Like every other town in Anambra state and elsewhere, Nteje community which is the headquarters of Oyi Local Government Area was also affected by the Covid-19 lockdown order of the state. The hardship occasioned by the stay-at-home order made living difficult for most of the folks whose survival hangs precariously on a balance – those whose feeding rests squarely on daily toil.
Conscious of the effect of the lockdown on this category of people the Obiano government promptly made arrangements to ease the hardship through palliatives. Food items like rice, beans and condiments were issued out to all the 181 communities in the state to ameliorate the condition. To ensure that reasonable number of people was covered, especially the target beneficiaries (the youths and the aged), certain protocols were observed in ladling out the items.
One, the palliatives were not lumped together. They were shared in tranches. Two the protocols in sharing them were strictly adhered to. The aged were the first to be reached with two hundred bags of rice and condiments. Every community received the number with instruction to the town union Presidents General to ensure that those from age 70 and above were given.
Barely two weeks after the youths took delivery of four hundred bags per community. The idea to double their ration was perhaps because of their number. Again, attention was paid to the sharing details. The vulnerability status of the youths in the hundred and eighty one communities was taken into consideration in the sharing exercise. Though a far reaching exercise, but in the end not everybody was accommodated. As the effect of the lockdown and adapting to the “new normal” life stretched those not accommodated in the exercise sulked. Hunger and other forms of denials strain the limit of their patience, pushing a good number into begging for sustenance. Few public-spirited individuals saw the need to make interventions to shore up the lack.
Among those who did was Igwe Rowland Odegbo, (Aborgu 2 na Nteje), the traditional ruler of Nteje in Oyi local government of Anambra state. He felt the vicarious pains of those involved and made corresponding intervention. His palliatives came hard on the heels of the government’s. He ordered three hundred and fifty bags of Uncle Stan brand of rice to be shared in all the wards in Nteje.
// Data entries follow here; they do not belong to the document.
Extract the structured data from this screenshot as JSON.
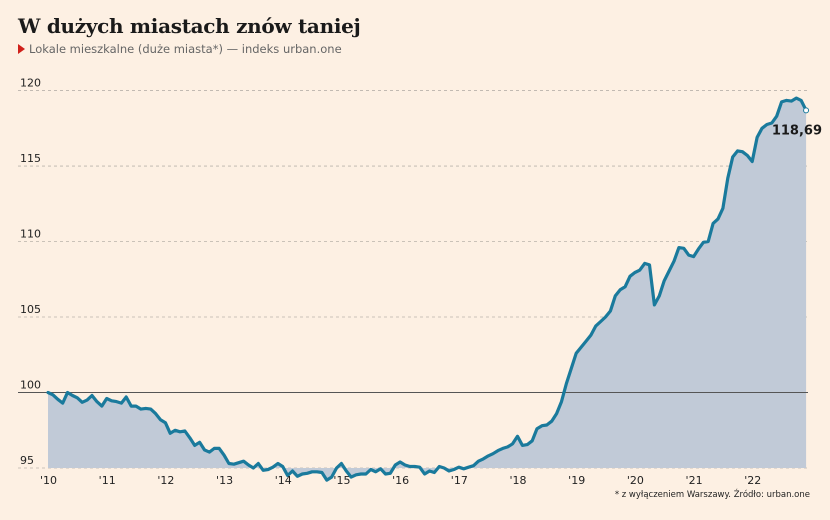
{
  "header": {
    "title": "W dużych miastach znów taniej",
    "subtitle": "Lokale mieszkalne (duże miasta*) — indeks urban.one"
  },
  "footnote": "* z wyłączeniem Warszawy. Źródło: urban.one",
  "colors": {
    "line": "#1a7a9c",
    "area": "#c1cad7",
    "background": "#fdf0e3",
    "marker": "#d0201a"
  },
  "chart_data": {
    "type": "area",
    "y_ticks": [
      "95",
      "100",
      "105",
      "110",
      "115",
      "120"
    ],
    "x_ticks": [
      "'10",
      "'11",
      "'12",
      "'13",
      "'14",
      "'15",
      "'16",
      "'17",
      "'18",
      "'19",
      "'20",
      "'21",
      "'22"
    ],
    "ylim": [
      95,
      120.5
    ],
    "xlim": [
      2010.0,
      2022.95
    ],
    "baseline": 100,
    "end_label": "118,69",
    "grid": "horizontal dashed",
    "series": [
      {
        "x": [
          2010.0,
          2010.083,
          2010.167,
          2010.25,
          2010.333,
          2010.417,
          2010.5,
          2010.583,
          2010.667,
          2010.75,
          2010.833,
          2010.917,
          2011.0,
          2011.083,
          2011.167,
          2011.25,
          2011.333,
          2011.417,
          2011.5,
          2011.583,
          2011.667,
          2011.75,
          2011.833,
          2011.917,
          2012.0,
          2012.083,
          2012.167,
          2012.25,
          2012.333,
          2012.417,
          2012.5,
          2012.583,
          2012.667,
          2012.75,
          2012.833,
          2012.917,
          2013.0,
          2013.083,
          2013.167,
          2013.25,
          2013.333,
          2013.417,
          2013.5,
          2013.583,
          2013.667,
          2013.75,
          2013.833,
          2013.917,
          2014.0,
          2014.083,
          2014.167,
          2014.25,
          2014.333,
          2014.417,
          2014.5,
          2014.583,
          2014.667,
          2014.75,
          2014.833,
          2014.917,
          2015.0,
          2015.083,
          2015.167,
          2015.25,
          2015.333,
          2015.417,
          2015.5,
          2015.583,
          2015.667,
          2015.75,
          2015.833,
          2015.917,
          2016.0,
          2016.083,
          2016.167,
          2016.25,
          2016.333,
          2016.417,
          2016.5,
          2016.583,
          2016.667,
          2016.75,
          2016.833,
          2016.917,
          2017.0,
          2017.083,
          2017.167,
          2017.25,
          2017.333,
          2017.417,
          2017.5,
          2017.583,
          2017.667,
          2017.75,
          2017.833,
          2017.917,
          2018.0,
          2018.083,
          2018.167,
          2018.25,
          2018.333,
          2018.417,
          2018.5,
          2018.583,
          2018.667,
          2018.75,
          2018.833,
          2018.917,
          2019.0,
          2019.083,
          2019.167,
          2019.25,
          2019.333,
          2019.417,
          2019.5,
          2019.583,
          2019.667,
          2019.75,
          2019.833,
          2019.917,
          2020.0,
          2020.083,
          2020.167,
          2020.25,
          2020.333,
          2020.417,
          2020.5,
          2020.583,
          2020.667,
          2020.75,
          2020.833,
          2020.917,
          2021.0,
          2021.083,
          2021.167,
          2021.25,
          2021.333,
          2021.417,
          2021.5,
          2021.583,
          2021.667,
          2021.75,
          2021.833,
          2021.917,
          2022.0,
          2022.083,
          2022.167,
          2022.25,
          2022.333,
          2022.417,
          2022.5,
          2022.583,
          2022.667,
          2022.75,
          2022.833,
          2022.917
        ],
        "values": [
          100.0,
          99.85,
          99.55,
          99.3,
          100.0,
          99.8,
          99.65,
          99.35,
          99.5,
          99.8,
          99.4,
          99.1,
          99.6,
          99.45,
          99.4,
          99.3,
          99.7,
          99.1,
          99.1,
          98.9,
          98.95,
          98.9,
          98.6,
          98.2,
          98.0,
          97.3,
          97.5,
          97.4,
          97.45,
          97.0,
          96.5,
          96.7,
          96.2,
          96.05,
          96.3,
          96.3,
          95.85,
          95.3,
          95.25,
          95.35,
          95.45,
          95.2,
          95.0,
          95.3,
          94.85,
          94.9,
          95.05,
          95.3,
          95.1,
          94.5,
          94.8,
          94.45,
          94.6,
          94.65,
          94.75,
          94.75,
          94.7,
          94.2,
          94.4,
          95.0,
          95.3,
          94.8,
          94.4,
          94.55,
          94.6,
          94.6,
          94.9,
          94.75,
          94.95,
          94.6,
          94.65,
          95.2,
          95.4,
          95.2,
          95.1,
          95.1,
          95.05,
          94.6,
          94.8,
          94.7,
          95.1,
          95.0,
          94.8,
          94.9,
          95.05,
          94.95,
          95.05,
          95.15,
          95.45,
          95.6,
          95.8,
          95.95,
          96.15,
          96.3,
          96.4,
          96.6,
          97.1,
          96.5,
          96.55,
          96.8,
          97.6,
          97.8,
          97.85,
          98.1,
          98.6,
          99.4,
          100.6,
          101.6,
          102.6,
          103.0,
          103.4,
          103.8,
          104.4,
          104.7,
          105.0,
          105.4,
          106.4,
          106.8,
          107.0,
          107.7,
          107.95,
          108.1,
          108.55,
          108.45,
          105.8,
          106.4,
          107.4,
          108.05,
          108.7,
          109.6,
          109.55,
          109.1,
          109.0,
          109.5,
          109.95,
          110.0,
          111.2,
          111.5,
          112.2,
          114.2,
          115.6,
          116.0,
          115.95,
          115.7,
          115.3,
          116.9,
          117.5,
          117.75,
          117.85,
          118.3,
          119.25,
          119.35,
          119.3,
          119.5,
          119.35,
          118.69
        ]
      }
    ]
  }
}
Stakeholders were asked to avail the committee empanelled to distribute the palliatives with twenty names, in some places ten, of vulnerable persons from each of the minor wards in Nteje. Twenty bags were given to members of the vigilante services. The distribution was in line with the protocols used in the sharing of the ones by the government. The only difference was that while the previous palliatives had target audience (the aged and the youth), the one by the Igwe cut across age. But all had one thing in common – the beneficiaries were all economically vulnerable as a result of the lockdown. The sharing, especially of the government’s palliatives, followed a patterned distributive channel. Four oldest people, three men and one woman, were selected from every minor ward in Nteje. This arrangement held for as long as there were elderly and economically vulnerable men in a particular ward otherwise women in similar circumstance were used in their stead.
A lot of people have since expressed surprise at the magnanimity of Igwe Odegbo. How thoughtful his actions. But many more who were privy to his many good works, especially in the area of attracting development to Nteje community were not surprised. Rather they pray for him to live long enough to do more. Echoing the sentiment, the President General of Nteje community Chief B.U Chinweze said that he was at once surprised and confident of the Igwe’s action. Surprised because he said he has lived long enough to witness successions to the igweship throne in Nteje and could not recall similar gesture. Confident because he was privy to some of the infrastructural development attracted to Nteje by Odegbo by leveraging on his position as the chairman of Anambra North traditional Council and his good relationship with the state government. “Since my over 60 years of life I have not seen where Igwe gave out palliatives to the people. They were always given. In fact, they receive from the people and could make demands when necessary”.
Chief Chinweze told of the many developments attracted to the community by the Igwe through his contacts. He listed the projects as the Akamanato- Nsugbe road, Ekeigwe –Nando road, Eziudo-Umunya- Umudioka road etc. Of the three only Eziudo-Umunya-Umudioka road is completed. The other two are ongoing. However the story of the Umudioka-Umunya-Nteje road is slightly different. According to Chinweze the road was awarded by the previous government and its construction started from the Umudioka end. By the time Governor Obiano took office work had progressed up to Umunya but did not cross to the Nteje stretch with its improvised bridge. It took persuasions and pleas from the Igwe for the Governor to direct effort towards its completion with the Nengo Bridge firmly fixed.
It is believed that Nteje is now on the fast lane of development and will not return to trudging on the road through acts of divisive politics. The youths, women, men, Ndi Nteje and friends of Nteje Aborgu should rally round their traditional ruler and support the development initiatives in the community. Communities thrive better in an atmosphere of peace and harmony.